Fred the Baker from the 80’s Dunkin Doughnuts commercials was a symbol of that decade. He was hardworking and determined to do a good job. Every morning, a sluggish man would drag himself out of bed to make some dough and doughnuts. He appeared exhausted and not happy about his situation. Rain, snow or wind would prevent him from following through on this commitment. A contact brought up a thought provoking question last night. Did the character of Fred the Baker ever take a leap of faith?
I reviewed the commercials on YouTube last night for nostalgia and to look at it with new eyes. When the ad first came out I was a runny nosed kid. Fred the Baker had a house and a wife. I wonder since he was older if it was possible he used to work in another industry and then retired? In the current decade it is not unusual for people to retire and then take a part time job somewhere.
When I thought about the question I became a bit annoyed. Just because Fred worked in a doughnut shop didn’t mean he never took a leap of faith. Granted the job was not glamorous but how many of us can say our jobs are trendy? There have always been dips in the economy and job market. People earn degrees and never do what they studied for as a career. It stinks, but the reality is a person needs to make a decent living to make it in this world. Fred the Baker sounded like a responsible guy (since the pastries counted on him alone to make them).

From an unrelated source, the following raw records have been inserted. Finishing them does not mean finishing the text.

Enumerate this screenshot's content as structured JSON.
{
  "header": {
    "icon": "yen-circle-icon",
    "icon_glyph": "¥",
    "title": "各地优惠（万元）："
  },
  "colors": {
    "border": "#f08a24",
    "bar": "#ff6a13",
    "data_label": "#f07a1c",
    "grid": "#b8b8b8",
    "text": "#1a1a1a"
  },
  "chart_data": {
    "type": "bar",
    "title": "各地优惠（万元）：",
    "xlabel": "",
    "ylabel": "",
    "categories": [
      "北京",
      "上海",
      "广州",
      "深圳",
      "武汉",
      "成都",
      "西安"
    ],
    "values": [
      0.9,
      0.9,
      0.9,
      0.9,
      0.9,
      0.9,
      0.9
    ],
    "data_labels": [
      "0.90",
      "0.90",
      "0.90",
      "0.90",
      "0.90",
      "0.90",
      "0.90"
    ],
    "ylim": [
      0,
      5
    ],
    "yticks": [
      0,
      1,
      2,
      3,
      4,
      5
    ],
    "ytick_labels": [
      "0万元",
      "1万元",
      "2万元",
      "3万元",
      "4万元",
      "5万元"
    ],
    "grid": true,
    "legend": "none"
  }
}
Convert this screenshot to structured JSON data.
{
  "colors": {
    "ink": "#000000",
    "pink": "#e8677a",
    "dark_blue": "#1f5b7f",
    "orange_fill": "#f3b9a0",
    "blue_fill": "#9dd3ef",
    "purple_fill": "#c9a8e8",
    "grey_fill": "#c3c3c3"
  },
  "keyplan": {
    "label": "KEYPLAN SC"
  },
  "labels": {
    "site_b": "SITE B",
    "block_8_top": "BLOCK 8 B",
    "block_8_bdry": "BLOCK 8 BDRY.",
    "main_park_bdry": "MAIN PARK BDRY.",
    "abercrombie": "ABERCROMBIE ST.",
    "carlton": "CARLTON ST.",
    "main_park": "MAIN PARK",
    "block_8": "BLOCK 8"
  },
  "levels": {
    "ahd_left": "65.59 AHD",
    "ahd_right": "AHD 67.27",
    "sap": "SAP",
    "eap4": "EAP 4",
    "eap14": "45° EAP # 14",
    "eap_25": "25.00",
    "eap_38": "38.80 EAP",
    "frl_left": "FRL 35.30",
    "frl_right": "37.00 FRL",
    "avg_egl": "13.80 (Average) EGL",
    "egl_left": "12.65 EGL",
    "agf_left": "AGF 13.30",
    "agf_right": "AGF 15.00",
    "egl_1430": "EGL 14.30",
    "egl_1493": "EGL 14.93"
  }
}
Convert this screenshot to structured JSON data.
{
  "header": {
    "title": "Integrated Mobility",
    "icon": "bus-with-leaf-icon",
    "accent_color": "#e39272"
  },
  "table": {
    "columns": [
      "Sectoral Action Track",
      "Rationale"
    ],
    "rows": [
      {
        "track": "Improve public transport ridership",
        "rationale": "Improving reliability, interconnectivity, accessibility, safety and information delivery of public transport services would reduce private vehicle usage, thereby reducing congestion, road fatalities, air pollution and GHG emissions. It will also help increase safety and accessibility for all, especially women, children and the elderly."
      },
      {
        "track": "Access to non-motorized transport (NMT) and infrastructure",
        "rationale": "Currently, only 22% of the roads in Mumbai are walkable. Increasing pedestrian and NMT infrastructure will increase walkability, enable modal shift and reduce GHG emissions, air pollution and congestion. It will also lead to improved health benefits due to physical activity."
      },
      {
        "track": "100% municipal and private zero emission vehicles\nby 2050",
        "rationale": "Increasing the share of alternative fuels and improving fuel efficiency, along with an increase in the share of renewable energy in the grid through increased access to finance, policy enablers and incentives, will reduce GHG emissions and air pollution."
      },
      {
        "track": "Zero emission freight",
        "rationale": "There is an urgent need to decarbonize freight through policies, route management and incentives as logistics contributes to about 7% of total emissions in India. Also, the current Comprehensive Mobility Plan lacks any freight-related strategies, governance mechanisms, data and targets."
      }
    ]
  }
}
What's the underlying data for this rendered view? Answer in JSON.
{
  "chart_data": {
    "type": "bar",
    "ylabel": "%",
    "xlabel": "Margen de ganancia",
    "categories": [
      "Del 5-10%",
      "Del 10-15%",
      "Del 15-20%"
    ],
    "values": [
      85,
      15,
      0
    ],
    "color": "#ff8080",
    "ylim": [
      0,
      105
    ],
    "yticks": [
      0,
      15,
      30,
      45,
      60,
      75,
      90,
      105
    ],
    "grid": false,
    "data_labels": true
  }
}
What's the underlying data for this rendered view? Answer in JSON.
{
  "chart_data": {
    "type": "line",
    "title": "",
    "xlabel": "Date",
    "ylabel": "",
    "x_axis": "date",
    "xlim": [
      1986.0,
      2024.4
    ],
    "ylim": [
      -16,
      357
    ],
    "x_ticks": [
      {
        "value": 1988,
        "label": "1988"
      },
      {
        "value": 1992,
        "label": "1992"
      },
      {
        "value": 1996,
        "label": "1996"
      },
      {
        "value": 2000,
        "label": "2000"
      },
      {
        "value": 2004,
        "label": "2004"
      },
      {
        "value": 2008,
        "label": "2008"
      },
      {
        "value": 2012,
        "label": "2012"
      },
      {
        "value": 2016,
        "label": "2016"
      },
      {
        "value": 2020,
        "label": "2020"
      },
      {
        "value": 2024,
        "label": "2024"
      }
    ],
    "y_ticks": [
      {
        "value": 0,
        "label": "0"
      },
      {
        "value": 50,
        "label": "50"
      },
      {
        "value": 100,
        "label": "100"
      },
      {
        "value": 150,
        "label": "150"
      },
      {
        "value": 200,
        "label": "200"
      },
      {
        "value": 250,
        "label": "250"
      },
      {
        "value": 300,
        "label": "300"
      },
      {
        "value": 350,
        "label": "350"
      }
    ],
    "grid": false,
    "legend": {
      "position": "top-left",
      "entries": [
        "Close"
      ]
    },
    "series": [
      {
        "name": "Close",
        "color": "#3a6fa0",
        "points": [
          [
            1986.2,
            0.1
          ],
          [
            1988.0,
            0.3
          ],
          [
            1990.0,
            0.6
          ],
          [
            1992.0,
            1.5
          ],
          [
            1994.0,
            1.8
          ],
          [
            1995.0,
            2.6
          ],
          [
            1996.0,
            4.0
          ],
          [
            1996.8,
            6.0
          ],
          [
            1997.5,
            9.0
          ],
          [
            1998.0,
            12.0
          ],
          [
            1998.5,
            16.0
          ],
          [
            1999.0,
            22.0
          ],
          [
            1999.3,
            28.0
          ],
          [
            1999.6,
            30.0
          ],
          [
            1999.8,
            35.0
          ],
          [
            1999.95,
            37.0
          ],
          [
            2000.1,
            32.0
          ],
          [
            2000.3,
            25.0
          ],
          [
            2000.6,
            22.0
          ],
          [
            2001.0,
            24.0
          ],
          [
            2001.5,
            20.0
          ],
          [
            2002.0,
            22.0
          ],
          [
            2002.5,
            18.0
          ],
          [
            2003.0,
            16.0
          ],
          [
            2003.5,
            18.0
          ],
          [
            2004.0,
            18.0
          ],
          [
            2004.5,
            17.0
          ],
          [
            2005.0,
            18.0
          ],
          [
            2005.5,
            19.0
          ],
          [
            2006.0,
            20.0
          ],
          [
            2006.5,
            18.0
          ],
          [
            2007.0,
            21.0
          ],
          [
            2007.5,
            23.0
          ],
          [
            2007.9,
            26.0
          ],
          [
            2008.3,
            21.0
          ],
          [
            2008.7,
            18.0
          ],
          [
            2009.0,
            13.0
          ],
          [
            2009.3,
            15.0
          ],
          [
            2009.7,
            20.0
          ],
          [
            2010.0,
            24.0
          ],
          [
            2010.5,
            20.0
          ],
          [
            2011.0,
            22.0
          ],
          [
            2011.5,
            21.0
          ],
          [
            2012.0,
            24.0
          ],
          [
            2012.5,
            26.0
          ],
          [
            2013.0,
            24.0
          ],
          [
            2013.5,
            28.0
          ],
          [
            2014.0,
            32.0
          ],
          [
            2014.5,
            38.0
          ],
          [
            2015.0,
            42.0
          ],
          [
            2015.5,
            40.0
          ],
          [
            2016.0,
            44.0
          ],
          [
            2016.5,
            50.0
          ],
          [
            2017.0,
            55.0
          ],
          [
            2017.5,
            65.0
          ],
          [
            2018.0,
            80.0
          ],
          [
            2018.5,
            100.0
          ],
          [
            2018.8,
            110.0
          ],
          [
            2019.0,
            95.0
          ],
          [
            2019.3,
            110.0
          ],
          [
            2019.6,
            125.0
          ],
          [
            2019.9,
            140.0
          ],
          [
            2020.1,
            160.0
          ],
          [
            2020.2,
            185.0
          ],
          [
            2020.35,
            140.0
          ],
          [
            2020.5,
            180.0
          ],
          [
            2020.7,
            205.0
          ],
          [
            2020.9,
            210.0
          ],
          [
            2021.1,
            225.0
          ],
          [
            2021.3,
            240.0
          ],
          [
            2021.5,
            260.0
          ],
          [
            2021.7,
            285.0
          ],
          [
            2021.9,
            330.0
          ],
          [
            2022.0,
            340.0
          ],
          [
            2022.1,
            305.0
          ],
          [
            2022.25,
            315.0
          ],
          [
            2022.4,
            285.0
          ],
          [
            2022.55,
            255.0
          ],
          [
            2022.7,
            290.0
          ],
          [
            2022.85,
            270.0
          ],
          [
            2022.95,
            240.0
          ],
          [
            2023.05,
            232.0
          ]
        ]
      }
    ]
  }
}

As someone who has both a BA and MA degree, I have tried to land a writing position. My current job is not trendy but I make money. While I take a leap of faith in applying and putting my name out in the writing world, it doesn’t mean someone who doesn’t has not taken a leap of faith.
Fred the Baker’s leap of faith was the belief that his work was meaningful. The dough wouldn’t rise unless he did every morning in the wee hours. His leap of faith was the notion that his work provided happiness to the Dunkin and Doughnuts franchise. If we could bottle up a small drop of that feeling I think there wouldn’t be so many disgruntled employees.
The cute old man in the uniform left more than floured rolling pins and dirtied aprons. He gave the underdog hope and reassurance that each person’s work no matter how unglamorous has importance.